As U.S. citizens, voting is our duty, our responsibility and our privilege. Voting is our voice, and we have to make sure our voices are heard. We have to know that our voices matter.

How often do you hear someone say that they don’t bother to vote because it isn’t going to make any difference, that one vote doesn’t matter.

I’ve heard, and I am sure you’ve heard it too: “Well, you know, I am a Democrat. And I live in Texas. And the Republicans always win Texas. And thanks to the Electoral College, because the Republicans win the state, my vote just doesn’t count.”

But that, you see, is what you call a self-fulfilling prophecy: You can’t win, so you don’t vote.

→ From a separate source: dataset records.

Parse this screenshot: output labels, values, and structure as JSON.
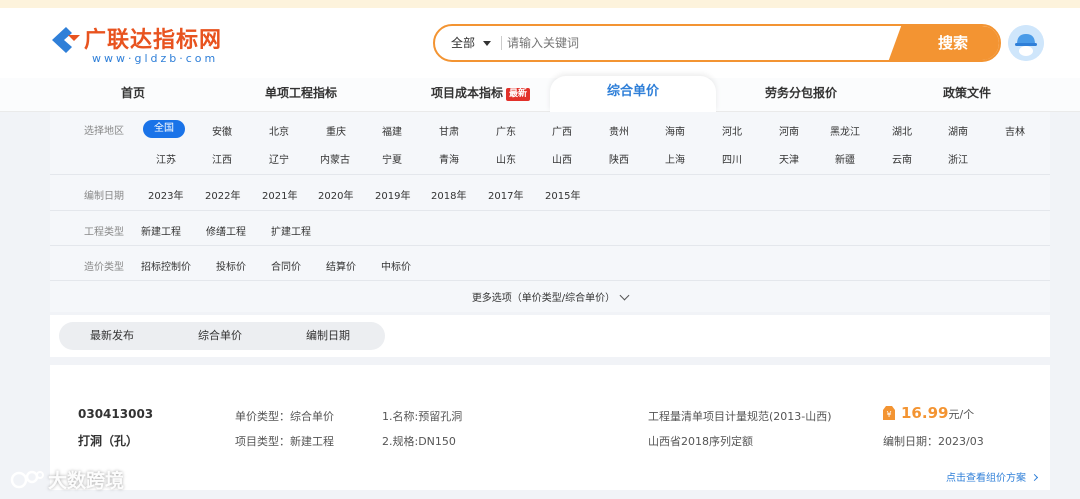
{
  "brand": {
    "name": "广联达指标网",
    "domain": "www·gldzb·com",
    "accent": "#f39432",
    "primary": "#2f7fd8",
    "logo_red": "#e8531f"
  },
  "search": {
    "scope": "全部",
    "placeholder": "请输入关键词",
    "button": "搜索"
  },
  "nav": [
    {
      "label": "首页"
    },
    {
      "label": "单项工程指标"
    },
    {
      "label": "项目成本指标",
      "badge": "最新"
    },
    {
      "label": "综合单价",
      "active": true
    },
    {
      "label": "劳务分包报价"
    },
    {
      "label": "政策文件"
    }
  ],
  "filters": {
    "region": {
      "label": "选择地区",
      "selected": "全国",
      "row1": [
        "安徽",
        "北京",
        "重庆",
        "福建",
        "甘肃",
        "广东",
        "广西",
        "贵州",
        "海南",
        "河北",
        "河南",
        "黑龙江",
        "湖北",
        "湖南",
        "吉林"
      ],
      "row2": [
        "江苏",
        "江西",
        "辽宁",
        "内蒙古",
        "宁夏",
        "青海",
        "山东",
        "山西",
        "陕西",
        "上海",
        "四川",
        "天津",
        "新疆",
        "云南",
        "浙江"
      ]
    },
    "year": {
      "label": "编制日期",
      "options": [
        "2023年",
        "2022年",
        "2021年",
        "2020年",
        "2019年",
        "2018年",
        "2017年",
        "2015年"
      ]
    },
    "project_type": {
      "label": "工程类型",
      "options": [
        "新建工程",
        "修缮工程",
        "扩建工程"
      ]
    },
    "price_type": {
      "label": "造价类型",
      "options": [
        "招标控制价",
        "投标价",
        "合同价",
        "结算价",
        "中标价"
      ]
    },
    "more": "更多选项（单价类型/综合单价）"
  },
  "sort": [
    "最新发布",
    "综合单价",
    "编制日期"
  ],
  "result": {
    "code": "030413003",
    "name": "打洞（孔）",
    "unit_type": "单价类型：综合单价",
    "project_type": "项目类型：新建工程",
    "feature1": "1.名称:预留孔洞",
    "feature2": "2.规格:DN150",
    "standard": "工程量清单项目计量规范(2013-山西)",
    "quota": "山西省2018序列定额",
    "price": "16.99",
    "price_unit": "元/个",
    "date": "编制日期：2023/03",
    "link": "点击查看组价方案"
  },
  "watermark": "大数跨境"
}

And because you don’t vote, you can’t win.

We have to break that cycle.

Like I said, I am not going to try to tell you how you should vote. But I am going to tell how I am voting — and why. I’m telling you not to try and change your mind or your vote, but just to explain to you the reason for my vote.

I am voting for Joe Biden for president and Kamala Harris for vice president — not because they are Democrats, but because I believe they are decent, dedicated people who know how the business of government should work. I believe they will do their best to make the government work better for all of us, not just for the benefit of a few.

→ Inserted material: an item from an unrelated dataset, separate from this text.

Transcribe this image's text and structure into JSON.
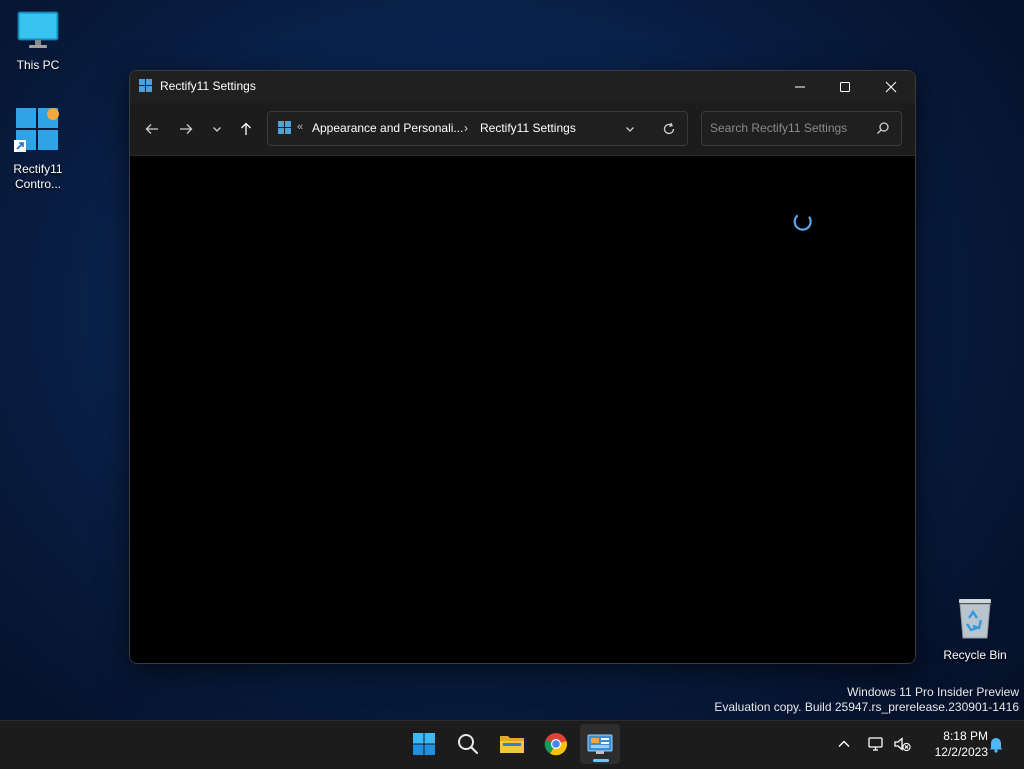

I am voting for the Biden/Harris ticket because I believe those two candidates actually care about me — well, ok, not me personally, but people like me. My community. Are they are not the perfect candidates for the LGBTQ community? No. I mean, if Biden and Harris were the perfect candidates for the LGBTQ community, then the LGBTQ community would have backed them en masse from the very beginning.

But see, that’s the thing about politics and politicians: There is no perfect candidate. Ever. Because all candidates are only human, and all humans are flawed.

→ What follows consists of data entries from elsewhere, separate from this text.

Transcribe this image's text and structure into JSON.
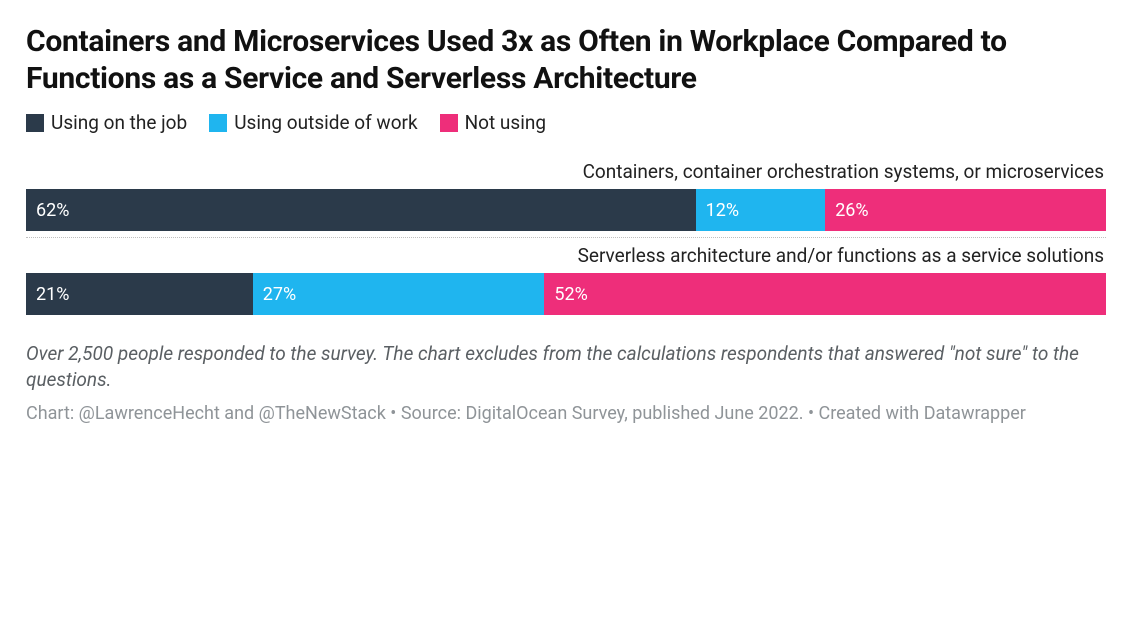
{
  "title": "Containers and Microservices Used 3x as Often in Workplace Compared to Functions as a Service and Serverless Architecture",
  "legend": {
    "items": [
      {
        "label": "Using on the job",
        "color": "#2b3a4a"
      },
      {
        "label": "Using outside of work",
        "color": "#1fb5ef"
      },
      {
        "label": "Not using",
        "color": "#ee2e7a"
      }
    ]
  },
  "chart_data": {
    "type": "bar",
    "stacked": true,
    "orientation": "horizontal",
    "unit": "%",
    "xlim": [
      0,
      100
    ],
    "categories": [
      "Containers, container orchestration systems, or microservices",
      "Serverless architecture and/or functions as a service solutions"
    ],
    "series": [
      {
        "name": "Using on the job",
        "color": "#2b3a4a",
        "values": [
          62,
          21
        ]
      },
      {
        "name": "Using outside of work",
        "color": "#1fb5ef",
        "values": [
          12,
          27
        ]
      },
      {
        "name": "Not using",
        "color": "#ee2e7a",
        "values": [
          26,
          52
        ]
      }
    ]
  },
  "rows": [
    {
      "label": "Containers, container orchestration systems, or microservices",
      "segs": [
        {
          "text": "62%",
          "width": "62%",
          "bg": "#2b3a4a"
        },
        {
          "text": "12%",
          "width": "12%",
          "bg": "#1fb5ef"
        },
        {
          "text": "26%",
          "width": "26%",
          "bg": "#ee2e7a"
        }
      ]
    },
    {
      "label": "Serverless architecture and/or functions as a service solutions",
      "segs": [
        {
          "text": "21%",
          "width": "21%",
          "bg": "#2b3a4a"
        },
        {
          "text": "27%",
          "width": "27%",
          "bg": "#1fb5ef"
        },
        {
          "text": "52%",
          "width": "52%",
          "bg": "#ee2e7a"
        }
      ]
    }
  ],
  "footnote": "Over 2,500 people responded to the survey. The chart excludes from the calculations respondents that answered \"not sure\" to the questions.",
  "credit": "Chart: @LawrenceHecht and @TheNewStack • Source: DigitalOcean Survey, published June 2022. • Created with Datawrapper"
}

But while there are no perfect candidates, there are definitely some perfectly awful candidates. And this year, we have the most awful of them all running for president against Joe Biden. I know what you are thinking: “Stop being such a drama queen,” right? I mean, there are probably even some folks who may not be Trump fans who still think he can’t be as bad as all that. But he is. He really is that awful in so many, many ways.

Trump is awful because he doesn’t know how government works, and he doesn’t care. He just bulls his way through everything, focusing just on what he cares about — things that will bring him and his family and his friends money, things that will bring him attention and what he sees as adoration, things that he thinks make him look and feel powerful.

And everything else that a true leader is supposed to pay attention to, the things that really matter, he ignores. He leaves those things to others who have used their sway over him to create and implement a system that benefits them, to the detriment of the rest of us. The “rest of us,” by the way, includes me and my communities.
We as LGBTQ people — and as Black people, as Indigenous people, as people of color, as women — have fought forever to reach a level of equality that will let us live, at the very least, safely and with some chance at satisfaction and happiness. We have fought all our lives, as did those that came before us, and we are fighting still.

We had made progress.

And then came Trump. And our progress stopped. And then, in at least a few areas, we began to slide backward. Well, ok, we’ve been pushed backwards. And if we don’t start pushing back ourselves, all the gains we’ve made will be lost. That and more.

That’s why I am voting for Joe Biden and Kamala Harris, and for MJ Hegar, and on down the line. I am voting for my community, for my future, for the future of this state and this country. I am voting for my life.
I am voting. I hope you are voting, too.

Tammye Nash is managing editor of Dallas Voice. She is also a spouse, a parent and a friend. The views expressed in this column are her own.